Hi all
A welcome discussion.
CKM is the public face of much of the openEHR community’s work but it is not the only solution required for seamless archetype management from design through to system development.
At present each vendor is managing their own archetype repository individually, as they should. However requirements for local governance will have lots of commonality. Some vendors suggested that they needed a lite version of CKM for the purpose but I’ve always pushed back because it needs to be connected to CKM to be informed of any changes and updates (or via GIT or whatever tool we use). But the critical thing is the ability to know which archetype version is in which application, which version of each application, where there might even be differences between modules etc. Then if there is a CKM change, the vendor can make an informed decision whether to update or not, and that clearly has significant downstream costs and implications.
I suspect that the reality is that when each new module or app is built everyone uses the latest version of an archetype, whether published or not – from a pragmatic point of view it is an implementer’s best bet of having the most future proof archetype, despite knowing that a draft could evolve and diverge significantly. But the alternative of making a local one will absolutely guarantee a divergent model, so we’re talking about making least worst decisions here.
As curators of CKM Silje and I are very mindful of this. More recently, as a new archetype has been proposed or developed we are trying to ensure it fits with existing patterns and how we perceive (from experience) that the archetype might evolve, to try to mitigate major changes. So it is probably fair to say that as a general rule, the more recent drafts are possibly better quality and less likely to diverge drastically, but there are no guarantees. And of course there is a pool of draft archetypes that have been in CKM for some time, before these patterns were identified - we will gradually endeavour to clean these up, but it will take time.
This clinical modelling effort is clearly still a work in progress. Archetype by archetype the CKM offering is improving and becoming more stable. The famous (infamous) archetype sprint is nearly over, despite the effort being underestimated, the goal, intent and focus was always good.

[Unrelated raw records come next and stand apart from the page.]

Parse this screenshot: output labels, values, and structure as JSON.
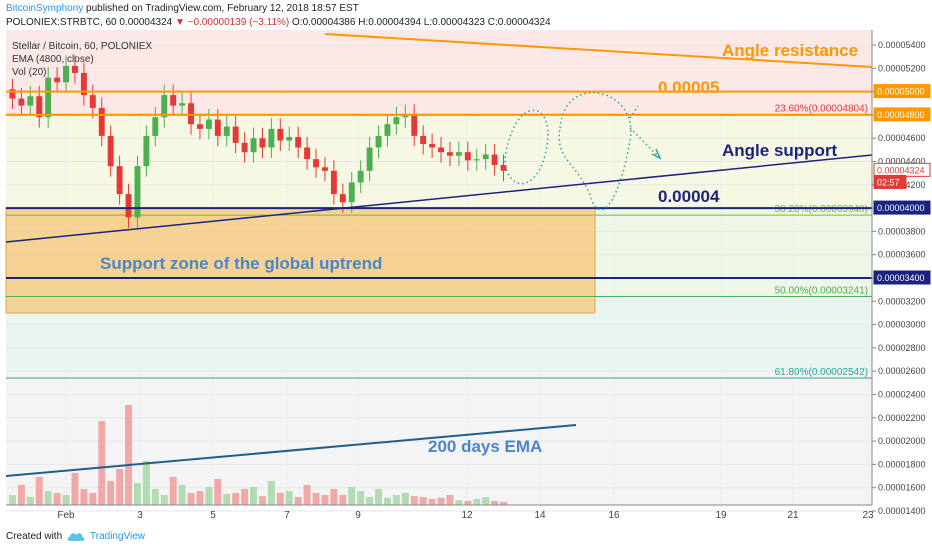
{
  "header": {
    "author": "BitcoinSymphony",
    "published": "published on TradingView.com, February 12, 2018 18:57 EST",
    "symbol": "POLONIEX:STRBTC, 60",
    "last": "0.00004324",
    "change": "▼ −0.00000139 (−3.11%)",
    "ohlc": "O:0.00004386 H:0.00004394 L:0.00004323 C:0.00004324"
  },
  "legend": {
    "title": "Stellar / Bitcoin, 60, POLONIEX",
    "ema": "EMA (4800, close)",
    "vol": "Vol (20)"
  },
  "annotations": {
    "angle_resistance": "Angle resistance",
    "level_50": "0.00005",
    "angle_support": "Angle support",
    "level_40": "0.00004",
    "support_zone": "Support zone of the global uptrend",
    "ema200": "200 days EMA"
  },
  "fib": [
    {
      "label": "23.60%(0.00004804)",
      "price": 4.804e-05,
      "color": "#e53935"
    },
    {
      "label": "38.20%(0.00003940)",
      "price": 3.94e-05,
      "color": "#7cb342"
    },
    {
      "label": "50.00%(0.00003241)",
      "price": 3.241e-05,
      "color": "#4caf50"
    },
    {
      "label": "61.80%(0.00002542)",
      "price": 2.542e-05,
      "color": "#26a69a"
    }
  ],
  "price_tags": [
    {
      "text": "0.00005000",
      "price": 5e-05,
      "bg": "#ff9800",
      "fg": "#ffffff"
    },
    {
      "text": "0.00004800",
      "price": 4.8e-05,
      "bg": "#ff9800",
      "fg": "#ffffff"
    },
    {
      "text": "0.00004324",
      "price": 4.324e-05,
      "bg": "#ffffff",
      "fg": "#e53935"
    },
    {
      "text": "02:57",
      "price": 4.22e-05,
      "bg": "#e53935",
      "fg": "#ffffff"
    },
    {
      "text": "0.00004000",
      "price": 4e-05,
      "bg": "#1a237e",
      "fg": "#ffffff"
    },
    {
      "text": "0.00003400",
      "price": 3.4e-05,
      "bg": "#1a237e",
      "fg": "#ffffff"
    }
  ],
  "footer": {
    "created": "Created with",
    "tradingview": "TradingView"
  },
  "colors": {
    "orange": "#ff9800",
    "navy": "#1a237e",
    "blue_text": "#1e3fae",
    "zone": "#f5c77a",
    "ema": "#1f5f8b",
    "up": "#4caf50",
    "down": "#e53935"
  },
  "chart_data": {
    "type": "candlestick",
    "y_axis_ticks": [
      "0.00005400",
      "0.00005200",
      "0.00005000",
      "0.00004800",
      "0.00004600",
      "0.00004400",
      "0.00004200",
      "0.00004000",
      "0.00003800",
      "0.00003600",
      "0.00003400",
      "0.00003200",
      "0.00003000",
      "0.00002800",
      "0.00002600",
      "0.00002400",
      "0.00002200",
      "0.00002000",
      "0.00001800",
      "0.00001600",
      "0.00001400"
    ],
    "x_axis_labels": [
      "Feb",
      "3",
      "5",
      "7",
      "9",
      "12",
      "14",
      "16",
      "19",
      "21",
      "23"
    ],
    "price_close": [
      4.94e-05,
      4.88e-05,
      4.96e-05,
      4.78e-05,
      5.12e-05,
      5.08e-05,
      5.22e-05,
      5.16e-05,
      4.97e-05,
      4.86e-05,
      4.62e-05,
      4.36e-05,
      4.12e-05,
      3.92e-05,
      4.36e-05,
      4.62e-05,
      4.78e-05,
      4.97e-05,
      4.88e-05,
      4.9e-05,
      4.72e-05,
      4.68e-05,
      4.76e-05,
      4.62e-05,
      4.7e-05,
      4.56e-05,
      4.48e-05,
      4.6e-05,
      4.52e-05,
      4.68e-05,
      4.58e-05,
      4.61e-05,
      4.52e-05,
      4.42e-05,
      4.35e-05,
      4.32e-05,
      4.12e-05,
      4.05e-05,
      4.22e-05,
      4.32e-05,
      4.52e-05,
      4.62e-05,
      4.72e-05,
      4.78e-05,
      4.8e-05,
      4.62e-05,
      4.55e-05,
      4.52e-05,
      4.48e-05,
      4.45e-05,
      4.48e-05,
      4.41e-05,
      4.42e-05,
      4.46e-05,
      4.37e-05,
      4.32e-05
    ],
    "volume": [
      25,
      50,
      20,
      70,
      35,
      30,
      25,
      80,
      40,
      30,
      210,
      60,
      90,
      250,
      55,
      110,
      40,
      25,
      70,
      50,
      30,
      35,
      45,
      65,
      28,
      30,
      40,
      45,
      22,
      60,
      30,
      35,
      20,
      50,
      30,
      25,
      40,
      25,
      45,
      35,
      20,
      40,
      18,
      25,
      30,
      22,
      20,
      15,
      18,
      25,
      12,
      10,
      15,
      20,
      10,
      8
    ],
    "ema200_line": {
      "label": "200 days EMA",
      "start": 1.62e-05,
      "end": 2.07e-05
    },
    "horizontal_levels": [
      5e-05,
      4.8e-05,
      4e-05,
      3.4e-05
    ]
  }
}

We only need to finalise lab test results and apply those learnings/patterns to imaging, if memory serves me correctly. That will signify completion of an initial core set of archetypes with broad reuse over any EHR application.
Our collection of archetypes is something we should be immensely proud of. This really is a world first - there is no equivalent effort to compare with in terms of public clinical information models. And the repository will continue to evolve and improve, both in terms of numbers of models and quality.
I’ve nearly completed an estimate of the number of hours of modelling effort for the archetypes governed in the international CKM to date. The calculations need some final tweaks, confirmation by some of my co-editors and we’ll make the findings public.
But we do need to consider the other tools required to support and manage the complex governance that has to happen for each implementer, each application, each module etc.